La comprensione del proprio sbaglio permette il perdono, apre la strada della rinascita spirituale. Alla fine del racconto, il Cielo appare tutt’altro che ingiusto: nel loro incontro dopo la morte, mentre camminano su una lunga strada fiorita, l’abate continua a maltrattare il contadino che si dimostra al contrario umile e compassionevole.

Il religioso continua ad applicare le categorie umane anche dopo la morte, trascinandosele dietro dal mondo dei vivi: dall’alto delle sua posizione sociale, è convinto della propria superiorità rispetto al mite Kikuji, certo che la propria posizione sia sufficiente ad aprirgli la strada per il paradiso. Ma la giustizia sovrumana non sembra interessata allo status sociale. Trascinando la gamba, il contadino viene indirizzato sul sentiero di destra, quello che conduce al paradiso; mentre l’arrogante abate viene trasportato, in un risciò non destinato a lui ma che pretende come proprio di diritto, sull’altro sentiero, verso la perdizione.

Il messaggio del racconto è consolatorio ed esprime un totale ottimismo. All’apparente ingiustizia del mondo terreno fa da contrappeso la giustizia suprema della vita dopo la morte; la sofferenza che si prova in vita, percepita come una punizione, è in realtà lo stimolo maggiore per la comprensione delle proprie colpe e porta al raggiungimento della felicità ultraterrena.

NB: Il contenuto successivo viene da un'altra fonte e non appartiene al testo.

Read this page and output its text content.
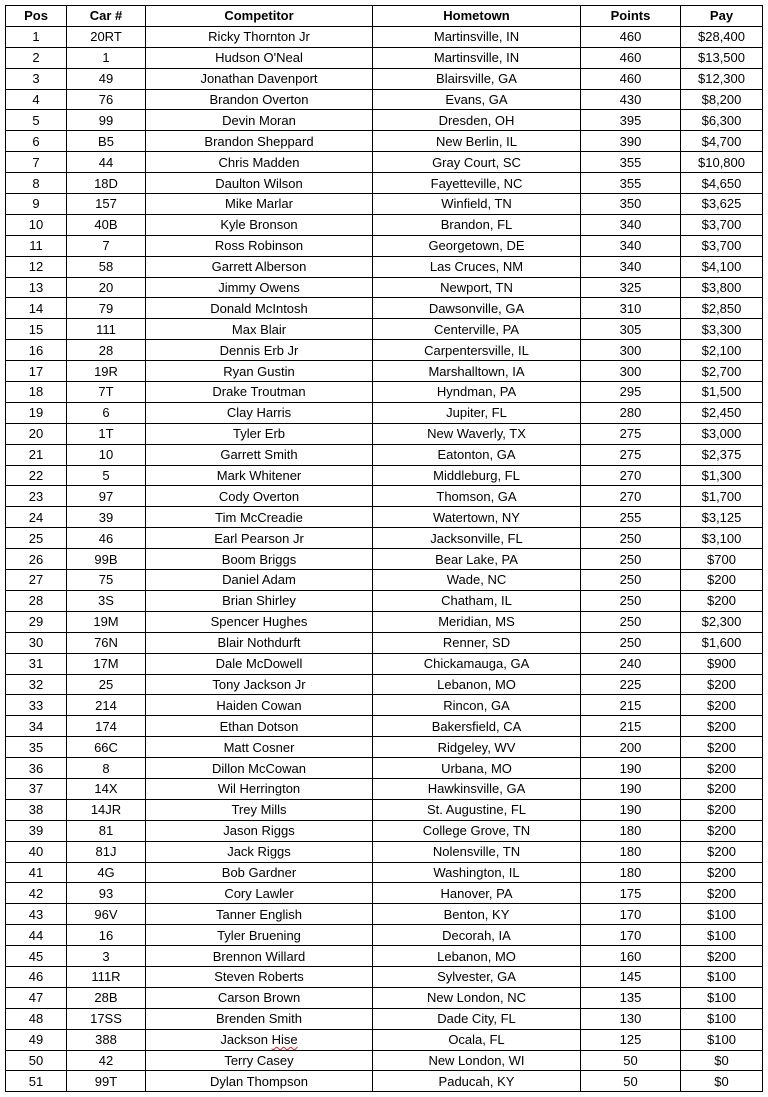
Pos	Car #	Competitor	Hometown	Points	Pay
1	20RT	Ricky Thornton Jr	Martinsville, IN	460	$28,400
2	1	Hudson O'Neal	Martinsville, IN	460	$13,500
3	49	Jonathan Davenport	Blairsville, GA	460	$12,300
4	76	Brandon Overton	Evans, GA	430	$8,200
5	99	Devin Moran	Dresden, OH	395	$6,300
6	B5	Brandon Sheppard	New Berlin, IL	390	$4,700
7	44	Chris Madden	Gray Court, SC	355	$10,800
8	18D	Daulton Wilson	Fayetteville, NC	355	$4,650
9	157	Mike Marlar	Winfield, TN	350	$3,625
10	40B	Kyle Bronson	Brandon, FL	340	$3,700
11	7	Ross Robinson	Georgetown, DE	340	$3,700
12	58	Garrett Alberson	Las Cruces, NM	340	$4,100
13	20	Jimmy Owens	Newport, TN	325	$3,800
14	79	Donald McIntosh	Dawsonville, GA	310	$2,850
15	111	Max Blair	Centerville, PA	305	$3,300
16	28	Dennis Erb Jr	Carpentersville, IL	300	$2,100
17	19R	Ryan Gustin	Marshalltown, IA	300	$2,700
18	7T	Drake Troutman	Hyndman, PA	295	$1,500
19	6	Clay Harris	Jupiter, FL	280	$2,450
20	1T	Tyler Erb	New Waverly, TX	275	$3,000
21	10	Garrett Smith	Eatonton, GA	275	$2,375
22	5	Mark Whitener	Middleburg, FL	270	$1,300
23	97	Cody Overton	Thomson, GA	270	$1,700
24	39	Tim McCreadie	Watertown, NY	255	$3,125
25	46	Earl Pearson Jr	Jacksonville, FL	250	$3,100
26	99B	Boom Briggs	Bear Lake, PA	250	$700
27	75	Daniel Adam	Wade, NC	250	$200
28	3S	Brian Shirley	Chatham, IL	250	$200
29	19M	Spencer Hughes	Meridian, MS	250	$2,300
30	76N	Blair Nothdurft	Renner, SD	250	$1,600
31	17M	Dale McDowell	Chickamauga, GA	240	$900
32	25	Tony Jackson Jr	Lebanon, MO	225	$200
33	214	Haiden Cowan	Rincon, GA	215	$200
34	174	Ethan Dotson	Bakersfield, CA	215	$200
35	66C	Matt Cosner	Ridgeley, WV	200	$200
36	8	Dillon McCowan	Urbana, MO	190	$200
37	14X	Wil Herrington	Hawkinsville, GA	190	$200
38	14JR	Trey Mills	St. Augustine, FL	190	$200
39	81	Jason Riggs	College Grove, TN	180	$200
40	81J	Jack Riggs	Nolensville, TN	180	$200
41	4G	Bob Gardner	Washington, IL	180	$200
42	93	Cory Lawler	Hanover, PA	175	$200
43	96V	Tanner English	Benton, KY	170	$100
44	16	Tyler Bruening	Decorah, IA	170	$100
45	3	Brennon Willard	Lebanon, MO	160	$200
46	111R	Steven Roberts	Sylvester, GA	145	$100
47	28B	Carson Brown	New London, NC	135	$100
48	17SS	Brenden Smith	Dade City, FL	130	$100
49	388	Jackson Hise	Ocala, FL	125	$100
50	42	Terry Casey	New London, WI	50	$0
51	99T	Dylan Thompson	Paducah, KY	50	$0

Si può leggere in questo una dimensione autobiografica; tormentato dai terribili dolori della tubercolosi, che lo stroncherà alla giovane età di 30 anni, l’autore si confrontava quotidianamente con l’esperienza della sofferenza e questa alimentava la sua riflessione e il suo pensiero; in questa favola si potrebbe leggere quindi il tentativo autoconsolatorio di trovare una spiegazione per il proprio male e al tempo stesso la speranza di una fuga da esso, sia pure nella cornice mistica del mondo ultraterreno.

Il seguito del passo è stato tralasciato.